I ministri degli esteri di Francia e Germania sono stati i primi leader europei a giungere nella nuova Siria e incontrare il nuovo leader dell’autorità di transizione, Ahmed al Sharaa, al quale gli Stati Uniti hanno già tolto la taglia di dieci milioni di dollari che pendeva sulla sua testa, ma non le sanzioni. L’ex-terrorista ora leader di un Paese mediterraneo è stato accolto con “scettico ottimismo” dalla diplomazia europea, che vincola a passi chiari nella direzione del pluralismo e delle garanzie politiche che darà al Paese la decisiva rimozione delle sanzioni.
I leader europei hanno indicato anche altre tre priorità: il ritiro militare russo, che per molti è apparso come il primo punto dell’agenda, seguito dal controllo delle armi chimiche ancora presenti nei laboratori del deposto regime di Assad, passato in sordina negli anni di Assad, un quadro capace di riassorbire i profughi siriani, milioni di persone espulse dal Paese dal regime assediano. Questa esigenza che in passato ha spinto l’Europa a dare cospicui contributi alla Turchia perché fermasse sul suo territorio questi milioni di profughi e si incrocia inevitabilmente con la prima: senza la rimozione delle sanzioni la vita economica in Siria difficilmente potrà riprendere e altrettanto difficilmente potrà esserci lo spazio e il modo per riassorbire milioni di siriani. Così si confida che al-Sharaa compia i passi opportuni.
Per la ripresa economica sarà determinante anche la vittoria della nuova Siria contro i gruppi terroristi ancora operanti sul suo territorio: la guerra all’Isis, combattuta da anni dalla coalizione internazionale e dai curdi, non è vinta e le cellule di quello che fu il gruppo di al Baghdadi sono tornate ad alzare la testa. E’ difficile però che la nuova Siria possa avere la forza per combattere e vincere senza una ripresa economica che tagli l’erba sotto i piedi ai reclutanti, che contano su enormi bacini di disperazione, quelli costituiti in particolare dal numero esorbitante di siriani sfollati in campi profughi posti soprattutto ai confini del Paese. L’intreccio delle emergenze è drammatico e isolarne una dalle altre è difficile.

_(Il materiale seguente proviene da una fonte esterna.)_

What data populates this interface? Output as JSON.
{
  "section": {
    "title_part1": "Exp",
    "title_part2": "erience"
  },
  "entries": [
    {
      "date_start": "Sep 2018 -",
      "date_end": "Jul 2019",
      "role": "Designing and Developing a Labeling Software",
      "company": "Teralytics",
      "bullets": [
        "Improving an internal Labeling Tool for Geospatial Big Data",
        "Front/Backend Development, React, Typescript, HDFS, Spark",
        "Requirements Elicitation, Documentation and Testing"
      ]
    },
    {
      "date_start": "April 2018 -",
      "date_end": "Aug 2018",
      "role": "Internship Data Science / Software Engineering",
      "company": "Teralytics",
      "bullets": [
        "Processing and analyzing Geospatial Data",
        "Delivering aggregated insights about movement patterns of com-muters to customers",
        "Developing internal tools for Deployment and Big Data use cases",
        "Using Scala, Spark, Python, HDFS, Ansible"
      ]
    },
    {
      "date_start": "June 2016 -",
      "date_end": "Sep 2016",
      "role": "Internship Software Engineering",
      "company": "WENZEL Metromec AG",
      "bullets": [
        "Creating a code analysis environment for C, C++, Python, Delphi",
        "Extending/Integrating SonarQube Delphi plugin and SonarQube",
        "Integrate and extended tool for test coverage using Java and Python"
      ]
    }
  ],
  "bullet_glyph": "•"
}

Per questo chiedere prova di affidabilità al regime siriano prima di togliere le sanzioni può apparire convincente, ma chi traccia un percorso convincente è Julien Barnes-Dacey, direttore del programma per i Medio Oriente e il Nord Africa del Consiglio Europeo per le Relazioni Internazionali che ha messo in guardia i leader europei dal porre come premessa un taglio netto con Mosca: “ L’Europa potrebbe alla fine escludersi dalla conversazione con questo tipo di approccio, se Mosca riuscisse a proporre a Damasco termini di impegno molto meno legati alla condizionalità in termini di quadro politico”. Ha quindi invitato l’Europa a “mettere sul tavolo un’offerta di partnership economica e politica che la renda un partner di scelta”. Sarebbe dunque il parteneriato il condizionamento efficace sulle scelte future, a fronte dei vantaggi economici della scelta.

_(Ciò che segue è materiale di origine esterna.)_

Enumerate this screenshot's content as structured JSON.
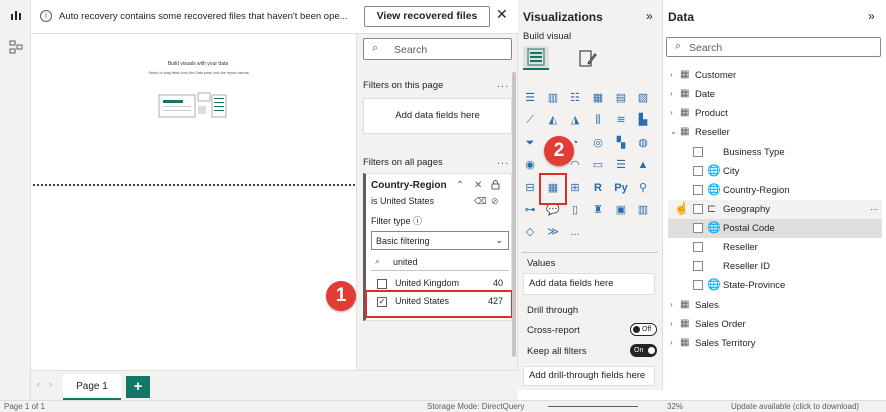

Il primo banco di prova sarà certamente il complesso processo di riscrittura della costituzione siriana, sul quale l’Europa esprime un fondato scetticismo, ma con un linguaggio che ha tratti ambigui. Se infatti allarma l’esclusione dei gruppi di esuli basati in molti casi a Parigi, testimoni di una storia di opposizione che servirebbe come il pane alla nuova Siria, lascia perplessi il linguaggio antico, basato sull’idea di tutela delle minoranze. Un Paese plurale non ha minoranze, ma una vera cittadinanza portatrice di uguali diritti per tutti.
Così seguitare a parlare di minoranze etniche e religiose sa di passato, ricorda le esperienze coloniali e gli errori soprattutto francesi. Come il sistema totalitario degli Assad ha saputo per cinquant’anni parlare i diritti delle minoranze senza garantire alcun diritto umano e civile, così potrebbe accadere al nuovo regime. Insistere sull’inclusività è dunque prioritario, prezioso, soprattutto apprezzando un possibile confronto tra nuovo potere, egemonizzato dal gruppo di al-Sharaa, e opposizioni interne, una sorta di contro-potere siriano espressione della ricca società civile, quella che ha dato vita alla Primavera araba e che non ha rinunciato alla sua agenda democratica.
Contemporaneamente sono emersi evidenti segnali di preoccupazione per i possibili intenti di destabilizzazione dal Libano, infatti proprio in queste ore di visita europea sono stati chiusi i valichi terrestri con il Paese vicino, per i più per il timori di incursioni, jihadiste o di Hezbollah, che per conto di Assad ha presidiato la Siria fino a pochi mesi fa.